In this weather, wind is the chief determinant of my choice of route.  With the temperature hovering around 0F (-20C), skiing into the wind is the claws of a wolverine tearing away at your cheeks.  Usually the route out or back involves the pond, a fast half-mile compared to the woods or fields, but it’s better downwind.  The upwind component I do as much as I can in the woods, where the wind is muted.

Breaking trails like this is usually a job for snowshoes (or snowmobiles, those hateful, noisy things), but I like picking my way with the tips of the skis; even in the close woods, there’s a seam, a thread, a way to move forward.  I rarely take the same path twice.   Everything is frozen in deep – no streams stop me, no bugs to bite me – the occasional track of a deer or a rabbit or a coyote and rarely a bobcat cross my trail, but all in silence except for the clacking teeth of the trees, plaintive in the wind.  Yesterday, a partridge shot up with a beating of wings like a machine gun, startling us both.  How do they fly so fast in such thick branches without hitting anything?

By the end of the first few minutes, I am perfectly warm for the trip, though if I am out for a couple of hours one limb or another begins to lose warmth, telling me its time to turn an eye for home.  But while I am out there, it’s perfect exercise for my lines, lifting the front line to place the ski on the snow’s surface, pushing off with the back line to motivate.  When going up banks or over rocks, the push down is more vertical, and the lateral lines carry the bulk of stabilizing tension from the poles to my shoulders to the trunk to the alternating legs.  Get on the level and the spirals move to the fore, leaning forward into their double-helix embrace – by the time I return I have expanded into all my creaks and crevices, and am comfy in myself.  Keep going, keep going, keep going – the idea is to move with the terrain – slow parcour, maybe.

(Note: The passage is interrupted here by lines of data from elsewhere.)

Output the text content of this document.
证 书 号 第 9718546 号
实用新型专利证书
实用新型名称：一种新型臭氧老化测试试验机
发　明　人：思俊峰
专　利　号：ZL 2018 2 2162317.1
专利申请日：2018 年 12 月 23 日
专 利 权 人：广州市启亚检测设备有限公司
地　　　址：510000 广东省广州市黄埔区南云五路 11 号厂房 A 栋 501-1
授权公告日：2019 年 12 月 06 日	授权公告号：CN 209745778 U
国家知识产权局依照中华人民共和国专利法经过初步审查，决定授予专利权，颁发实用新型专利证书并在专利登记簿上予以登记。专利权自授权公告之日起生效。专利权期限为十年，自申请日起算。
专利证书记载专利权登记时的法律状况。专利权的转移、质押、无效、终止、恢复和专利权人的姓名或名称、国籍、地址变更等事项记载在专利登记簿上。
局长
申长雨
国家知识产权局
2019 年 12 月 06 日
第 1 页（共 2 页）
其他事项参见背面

But this was to be about colour: the closer to noon I get started, the whiter the whites – dazzling, color-enhanced like your wash after Tide, too much glare for the eye. With each tree coated until the wind whips the branches free in swirls, the world is a frosted wedding cake, wild with confetti. A Mardi Gras of light; dark is banished.

The last snows have been very cold and therefore fluffy, and wind braids the snow as it tears it off the fields or out of the tracks behind me, the patterns in the air made visible, as they never are in a sailboat.  Until Force 8 when the spume appears, you are always guessing at the shape of the air from the pattern on the water, but here its plain for all to see.

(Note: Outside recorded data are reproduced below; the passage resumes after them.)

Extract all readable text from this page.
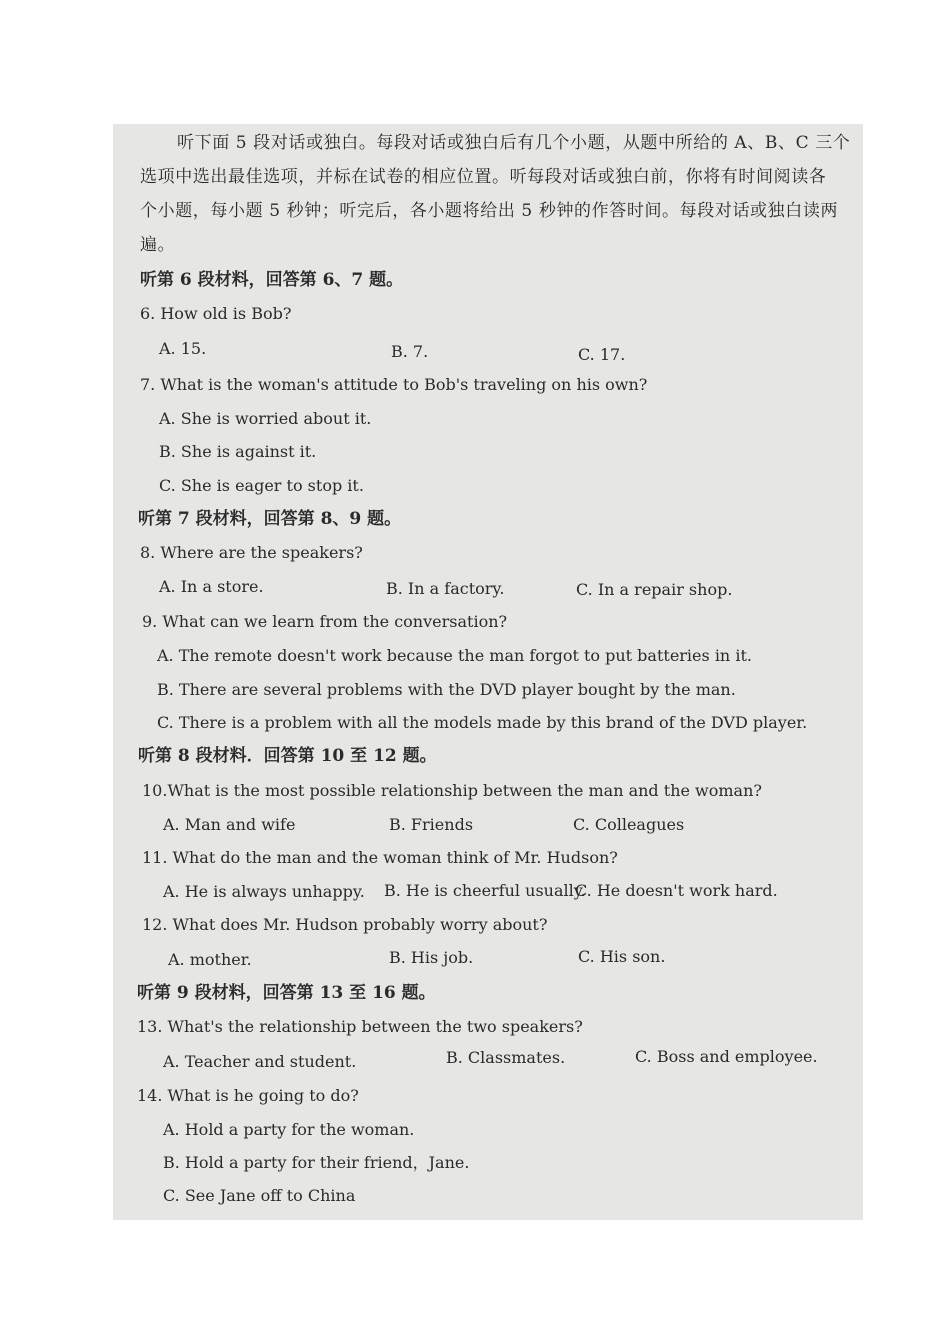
听下面 5 段对话或独白。每段对话或独白后有几个小题，从题中所给的 A、B、C 三个
选项中选出最佳选项，并标在试卷的相应位置。听每段对话或独白前，你将有时间阅读各
个小题，每小题 5 秒钟；听完后，各小题将给出 5 秒钟的作答时间。每段对话或独白读两
遍。
听第 6 段材料，回答第 6、7 题。
6. How old is Bob?
A. 15.	B. 7.	C. 17.
7. What is the woman's attitude to Bob's traveling on his own?
A. She is worried about it.
B. She is against it.
C. She is eager to stop it.
听第 7 段材料，回答第 8、9 题。
8. Where are the speakers?
A. In a store.	B. In a factory.	C. In a repair shop.
9. What can we learn from the conversation?
A. The remote doesn't work because the man forgot to put batteries in it.
B. There are several problems with the DVD player bought by the man.
C. There is a problem with all the models made by this brand of the DVD player.
听第 8 段材料．回答第 10 至 12 题。
10.What is the most possible relationship between the man and the woman?
A. Man and wife	B. Friends	C. Colleagues
11. What do the man and the woman think of Mr. Hudson?
A. He is always unhappy. B. He is cheerful usually.
C. He doesn't work hard.
12. What does Mr. Hudson probably worry about?
A. mother.	B. His job.	C. His son.
听第 9 段材料，回答第 13 至 16 题。
13. What's the relationship between the two speakers?
A. Teacher and student.	B. Classmates.	C. Boss and employee.
14. What is he going to do?
A. Hold a party for the woman.
B. Hold a party for their friend，Jane.
C. See Jane off to China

But here no one else is looking; I am utterly alone.  I have been lost (but not for long); I have fallen through and gotten wet, and have headed home with a stiffening shoe and pantleg; I suppose I could suffer a heart-attack or break a bone; even a sprained ankle could leave me vulnerable – but I feel so safe and embraced by a silent nature.

As the horizon lifts toward the sun (which happens so early these days), the light becomes more yellow, then orange as it lights up the trunks for a few tequila moments.  Forsaking the trees, the light burns more red and purple, and pools of ooblek begin to gather around the base of the pines, spreading across the snow and snuffing out its shine.  By the time I get home the color is drained from the landscape, my way in lit by the fading yellow in the western sky.  Tea, a cup of tea sounds good, feed the fire and the cats, share a hug and review our different days.